Mehr Opfer von Straftaten entschädigt

19.06.2017 10:33 | Von: Bundesamt für Statistik

2016 wurden von den Entschädigungsbehörden 6,3 Millionen Franken an 715 Opfer von Straftaten ausbezahlt (+3,7% gegenüber dem Vorjahr). Die ausbezahlten Leistungen sind seit 2000 um ein Drittel gesunken. Die Opferberatungszentren haben in 35'189 Fällen Beratungen durchgeführt (+4% gegenüber 2015). Bei der Hälfte der Beratungen ging es um Straftaten, bei denen das Opfer durch eine Körperverletzung oder Tätlichkeit beeinträchtigt wurde. Dies geht aus der neusten Erhebung der Opferhilfestatistik des Bundesamts für Statistik (BFS) hervor.

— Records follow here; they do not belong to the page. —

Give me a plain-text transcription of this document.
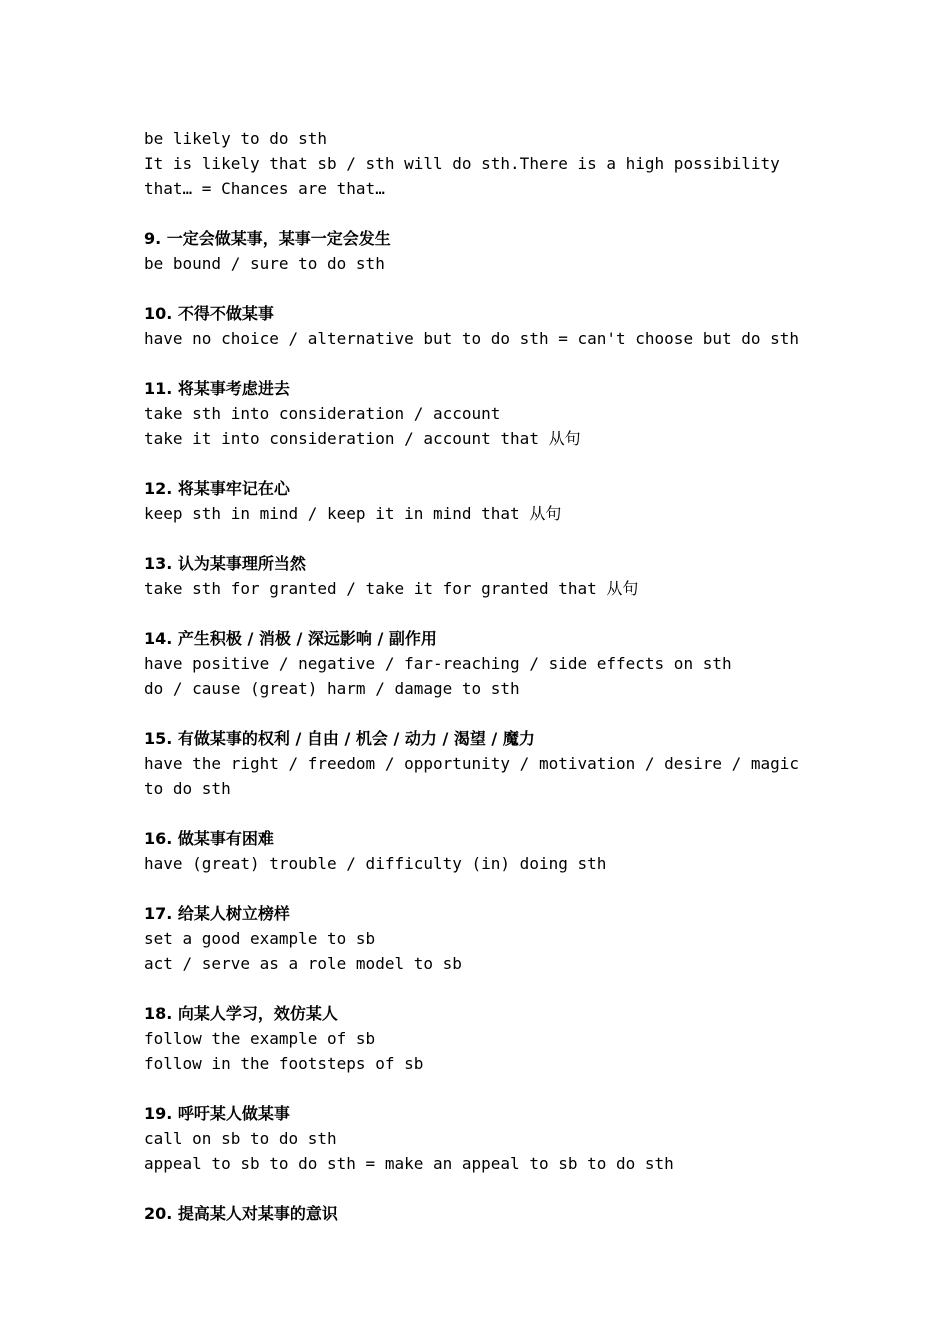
be likely to do sth
It is likely that sb / sth will do sth.There is a high possibility
that… = Chances are that…
9. 一定会做某事，某事一定会发生
be bound / sure to do sth
10. 不得不做某事
have no choice / alternative but to do sth = can't choose but do sth
11. 将某事考虑进去
take sth into consideration / account
take it into consideration / account that 从句
12. 将某事牢记在心
keep sth in mind / keep it in mind that 从句
13. 认为某事理所当然
take sth for granted / take it for granted that 从句
14. 产生积极 / 消极 / 深远影响 / 副作用
have positive / negative / far-reaching / side effects on sth
do / cause (great) harm / damage to sth
15. 有做某事的权利 / 自由 / 机会 / 动力 / 渴望 / 魔力
have the right / freedom / opportunity / motivation / desire / magic
to do sth
16. 做某事有困难
have (great) trouble / difficulty (in) doing sth
17. 给某人树立榜样
set a good example to sb
act / serve as a role model to sb
18. 向某人学习，效仿某人
follow the example of sb
follow in the footsteps of sb
19. 呼吁某人做某事
call on sb to do sth
appeal to sb to do sth = make an appeal to sb to do sth
20. 提高某人对某事的意识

Männliche Gewaltopfer suchen die Beratungsstellen gemäss den Zahlen des BFS weniger oft (26%) auf als die Entschädigungsbehörden (38%). Die am häufigsten erlittene Gewalt waren Körperverletzungen und Tätlichkeiten.

Zunahme der Entschädigungsgesuche

2016 haben kantonale Entschädigungsstellen 1'338 Gesuche über Leistungen an Opfer beurteilt, davon wurden 53 Prozent gutgeheissen. Das Erleiden und Ausüben von Gewalt unterscheidet sich stark nach Geschlecht: 38 Prozent der Opfer und 82 Prozent der tatverdächtigen Personen waren männlich. Seit der Einführung der Statistik haben die Gesuche um zwei Drittel zugenommen (2000: 800, 2016: 1338).

Männliche und weibliche Opfer unterscheiden sich bezüglich der erlittenen Straftaten: Etwas mehr als die Hälfte der Männer waren Opfer einer Körperverletzung und jeder zehnte Opfer eines Sexualdeliktes. Bei den weiblichen Opfern war der Anteil bei beiden Straftaten rund ein Drittel.

Zwei Drittel der finanziellen Leistungen für Tötungsdelikte und Körperverletzungen

Von den 2016 gesprochenen 6,3 Millionen Franken Entschädigungs- und Genugtuungsleistungen gingen 3,6 Millionen Franken an 429 weibliche Opfer und 2,7 Millionen Franken an 284 männliche Opfer. Jeweils ein Drittel erhielten die Opfer von Tötungsdelikten und Körperverletzungen und ein Viertel wurde an Opfer von Sexualstraftaten ausbezahlt.

Die ausbezahlten Leistungen sind seit 2000 - bei gleich vielen positiven Gesuchen - um ein Drittel gesunken (2000: 11,0 Mio. Franken; 2016: 6,3 Mio. Franken). Mit der Revision des Opferhilfegesetzes 2009 wurden die Höchstbeträge gesenkt.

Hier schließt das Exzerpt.